In the future, the gas and dust in this disk may clump together into planets. Unless it is being blown away by some kind of wind. And that’s just what the astronomers seem to have detected, using the Atacama Large Millimeter/submillimeter Array (ALMA).
On Earth, a strong wind means that air is moving rapidly from one place to another. In space, it’s more or less the same. Normally, the gas around a baby sun sits in a nice, circular disk. But if some of the gas is moving away from this disk, it means something is blowing it into space. So if you find gas where it doesn’t belong, you have discovered windy weather around the star.

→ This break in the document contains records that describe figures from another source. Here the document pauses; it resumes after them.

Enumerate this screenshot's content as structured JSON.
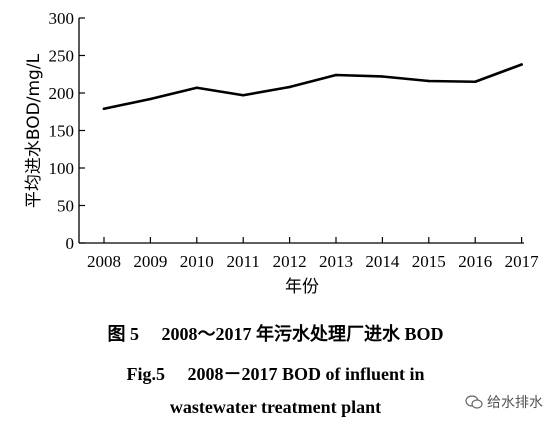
{
  "chart_data": {
    "type": "line",
    "categories": [
      "2008",
      "2009",
      "2010",
      "2011",
      "2012",
      "2013",
      "2014",
      "2015",
      "2016",
      "2017"
    ],
    "series": [
      {
        "values": [
          179,
          192,
          207,
          197,
          208,
          224,
          222,
          216,
          215,
          238
        ]
      }
    ],
    "xlabel": "年份",
    "ylabel": "平均进水BOD/mg/L",
    "ylim": [
      0,
      300
    ],
    "yticks": [
      0,
      50,
      100,
      150,
      200,
      250,
      300
    ],
    "grid": false,
    "line_color": "#000000"
  },
  "caption": {
    "cn": "图 5  2008～2017 年污水处理厂进水 BOD",
    "en_line1": "Fig.5  2008－2017 BOD of influent in",
    "en_line2": "wastewater treatment plant"
  },
  "watermark": {
    "text": "给水排水",
    "icon": "wechat-icon"
  }
}
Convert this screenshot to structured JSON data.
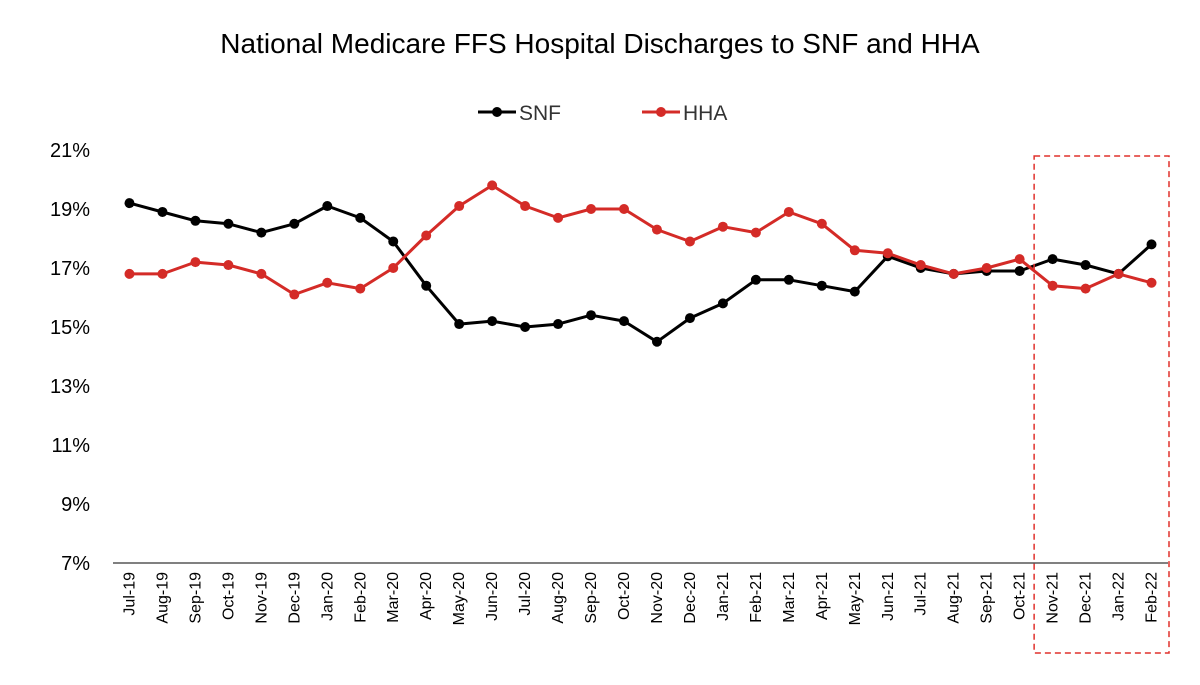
{
  "chart_data": {
    "type": "line",
    "title": "National Medicare FFS Hospital Discharges to SNF and HHA",
    "categories": [
      "Jul-19",
      "Aug-19",
      "Sep-19",
      "Oct-19",
      "Nov-19",
      "Dec-19",
      "Jan-20",
      "Feb-20",
      "Mar-20",
      "Apr-20",
      "May-20",
      "Jun-20",
      "Jul-20",
      "Aug-20",
      "Sep-20",
      "Oct-20",
      "Nov-20",
      "Dec-20",
      "Jan-21",
      "Feb-21",
      "Mar-21",
      "Apr-21",
      "May-21",
      "Jun-21",
      "Jul-21",
      "Aug-21",
      "Sep-21",
      "Oct-21",
      "Nov-21",
      "Dec-21",
      "Jan-22",
      "Feb-22"
    ],
    "series": [
      {
        "name": "SNF",
        "color": "#000000",
        "values": [
          19.2,
          18.9,
          18.6,
          18.5,
          18.2,
          18.5,
          19.1,
          18.7,
          17.9,
          16.4,
          15.1,
          15.2,
          15.0,
          15.1,
          15.4,
          15.2,
          14.5,
          15.3,
          15.8,
          16.6,
          16.6,
          16.4,
          16.2,
          17.4,
          17.0,
          16.8,
          16.9,
          16.9,
          17.3,
          17.1,
          16.8,
          17.8
        ]
      },
      {
        "name": "HHA",
        "color": "#d42b27",
        "values": [
          16.8,
          16.8,
          17.2,
          17.1,
          16.8,
          16.1,
          16.5,
          16.3,
          17.0,
          18.1,
          19.1,
          19.8,
          19.1,
          18.7,
          19.0,
          19.0,
          18.3,
          17.9,
          18.4,
          18.2,
          18.9,
          18.5,
          17.6,
          17.5,
          17.1,
          16.8,
          17.0,
          17.3,
          16.4,
          16.3,
          16.8,
          16.5
        ]
      }
    ],
    "ylim": [
      7,
      21
    ],
    "yticks": [
      "7%",
      "9%",
      "11%",
      "13%",
      "15%",
      "17%",
      "19%",
      "21%"
    ],
    "ytick_values": [
      7,
      9,
      11,
      13,
      15,
      17,
      19,
      21
    ],
    "grid": false,
    "legend_position": "top-center",
    "highlight": {
      "start": "Nov-21",
      "end": "Feb-22",
      "style": "dashed",
      "color": "#e0312c"
    }
  }
}
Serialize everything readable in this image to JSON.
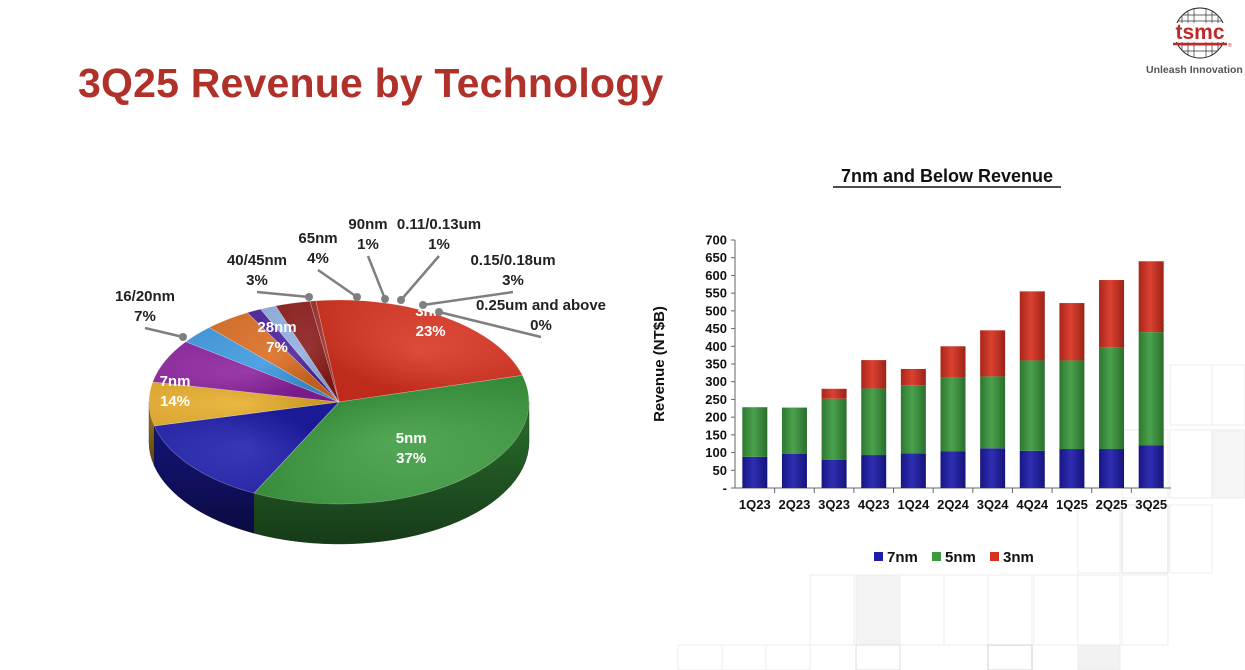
{
  "page": {
    "title": "3Q25 Revenue by Technology",
    "brand": {
      "name": "tsmc",
      "tagline": "Unleash Innovation"
    }
  },
  "colors": {
    "title": "#b0302a",
    "3nm": "#d8311f",
    "5nm": "#3a9a3e",
    "7nm": "#1d1cab",
    "16/20nm": "#e6ad28",
    "28nm": "#8a1f9c",
    "40/45nm": "#3a97e0",
    "65nm": "#d96a1e",
    "90nm": "#4a1e9a",
    "0.11/0.13um": "#8fb0e0",
    "0.15/0.18um": "#8a1a18",
    "0.25um and above": "#9a2a26"
  },
  "chart_data": [
    {
      "type": "pie",
      "title": "",
      "slices": [
        {
          "label": "3nm",
          "percent_text": "23%",
          "value": 23
        },
        {
          "label": "5nm",
          "percent_text": "37%",
          "value": 37
        },
        {
          "label": "7nm",
          "percent_text": "14%",
          "value": 14
        },
        {
          "label": "16/20nm",
          "percent_text": "7%",
          "value": 7
        },
        {
          "label": "28nm",
          "percent_text": "7%",
          "value": 7
        },
        {
          "label": "40/45nm",
          "percent_text": "3%",
          "value": 3
        },
        {
          "label": "65nm",
          "percent_text": "4%",
          "value": 4
        },
        {
          "label": "90nm",
          "percent_text": "1%",
          "value": 1
        },
        {
          "label": "0.11/0.13um",
          "percent_text": "1%",
          "value": 1
        },
        {
          "label": "0.15/0.18um",
          "percent_text": "3%",
          "value": 3
        },
        {
          "label": "0.25um and above",
          "percent_text": "0%",
          "value": 0
        }
      ]
    },
    {
      "type": "bar",
      "stacked": true,
      "title": "7nm and Below Revenue",
      "xlabel": "",
      "ylabel": "Revenue (NT$B)",
      "ylim": [
        0,
        700
      ],
      "yticks": [
        "-",
        "50",
        "100",
        "150",
        "200",
        "250",
        "300",
        "350",
        "400",
        "450",
        "500",
        "550",
        "600",
        "650",
        "700"
      ],
      "categories": [
        "1Q23",
        "2Q23",
        "3Q23",
        "4Q23",
        "1Q24",
        "2Q24",
        "3Q24",
        "4Q24",
        "1Q25",
        "2Q25",
        "3Q25"
      ],
      "series": [
        {
          "name": "7nm",
          "values": [
            88,
            96,
            80,
            93,
            98,
            103,
            112,
            105,
            110,
            110,
            120
          ]
        },
        {
          "name": "5nm",
          "values": [
            140,
            131,
            172,
            188,
            192,
            208,
            203,
            255,
            250,
            287,
            320
          ]
        },
        {
          "name": "3nm",
          "values": [
            0,
            0,
            28,
            80,
            46,
            89,
            130,
            195,
            162,
            190,
            200
          ]
        }
      ],
      "legend": "bottom"
    }
  ]
}
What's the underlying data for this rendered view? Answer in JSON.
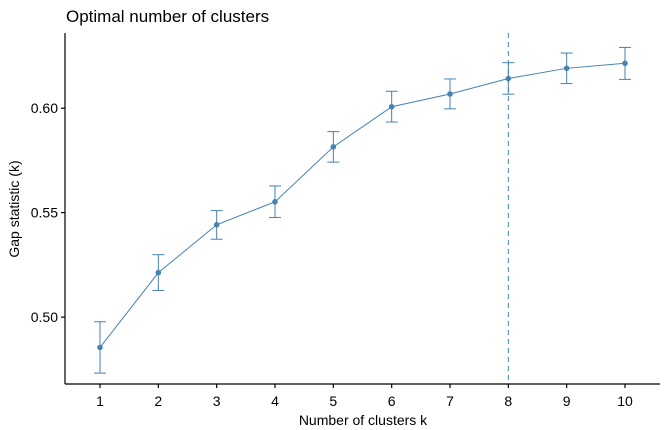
{
  "chart_data": {
    "type": "line",
    "title": "Optimal number of clusters",
    "xlabel": "Number of clusters k",
    "ylabel": "Gap statistic (k)",
    "x": [
      1,
      2,
      3,
      4,
      5,
      6,
      7,
      8,
      9,
      10
    ],
    "x_tick_labels": [
      "1",
      "2",
      "3",
      "4",
      "5",
      "6",
      "7",
      "8",
      "9",
      "10"
    ],
    "y_ticks": [
      0.5,
      0.55,
      0.6
    ],
    "y_tick_labels": [
      "0.50",
      "0.55",
      "0.60"
    ],
    "ylim": [
      0.468,
      0.636
    ],
    "xlim": [
      0.4,
      10.6
    ],
    "series": [
      {
        "values": [
          0.4855,
          0.5213,
          0.5442,
          0.5552,
          0.5815,
          0.6007,
          0.6068,
          0.6142,
          0.6191,
          0.6215
        ],
        "error_low": [
          0.4732,
          0.5128,
          0.5373,
          0.5477,
          0.5742,
          0.5934,
          0.5997,
          0.6067,
          0.6118,
          0.6138
        ],
        "error_high": [
          0.4978,
          0.5299,
          0.551,
          0.5628,
          0.5888,
          0.6081,
          0.614,
          0.6218,
          0.6264,
          0.6291
        ]
      }
    ],
    "vline_x": 8,
    "grid": false,
    "colors": {
      "series": "#4682b4",
      "axis": "#000000"
    }
  }
}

Astronomers already thought that some baby stars might show strong winds. Some of the disks glow bright at infrared wavelengths (‘heat’ radiation) – just what you would expect if they were stirred up by strong winds. But no one could be really sure: most baby stars are too far away to actually see if gas is being blown out of their disk.
ALMA, however, is big enough to study the disks in detail. In one case, it has indeed found that gas is moving away, out of the disk of a newborn star. It’s an important discovery: if the disk is being stirred up and if it’s losing gas, this may affect the formation of planets. Maybe there won’t be enough gas left for the birth of giant planets like Jupiter.
There’s one remaining mystery, though. The astronomers are not really hundred percent sure if they have discovered windy weather. The star that they studied is part of a binary system. So maybe the gas is being pulled away by the gravity of the companion star, in stead of being blown away by a wind.
Future studies of this interesting star, and of other baby suns that glow bright in the infrared, may solve the issue once and for all.
The ‘windy’ baby sun is a so-called T Tauri star, known as AS 205 N. It is part of a star-forming region in the constellation Ophiuchus (the Serpent Bearer), at a distance of 407 lightyears. The companion star is known as AS 205 S (N and S denote north and south).
The observations were carried out by a team of astronomers from the United States and Chili, led by Colette Salyk of the National Optical Astronomy Observatory (NOAO) in Tucson, Arizona. Salyk and her colleagues have published their results in The Astrophysical Journal.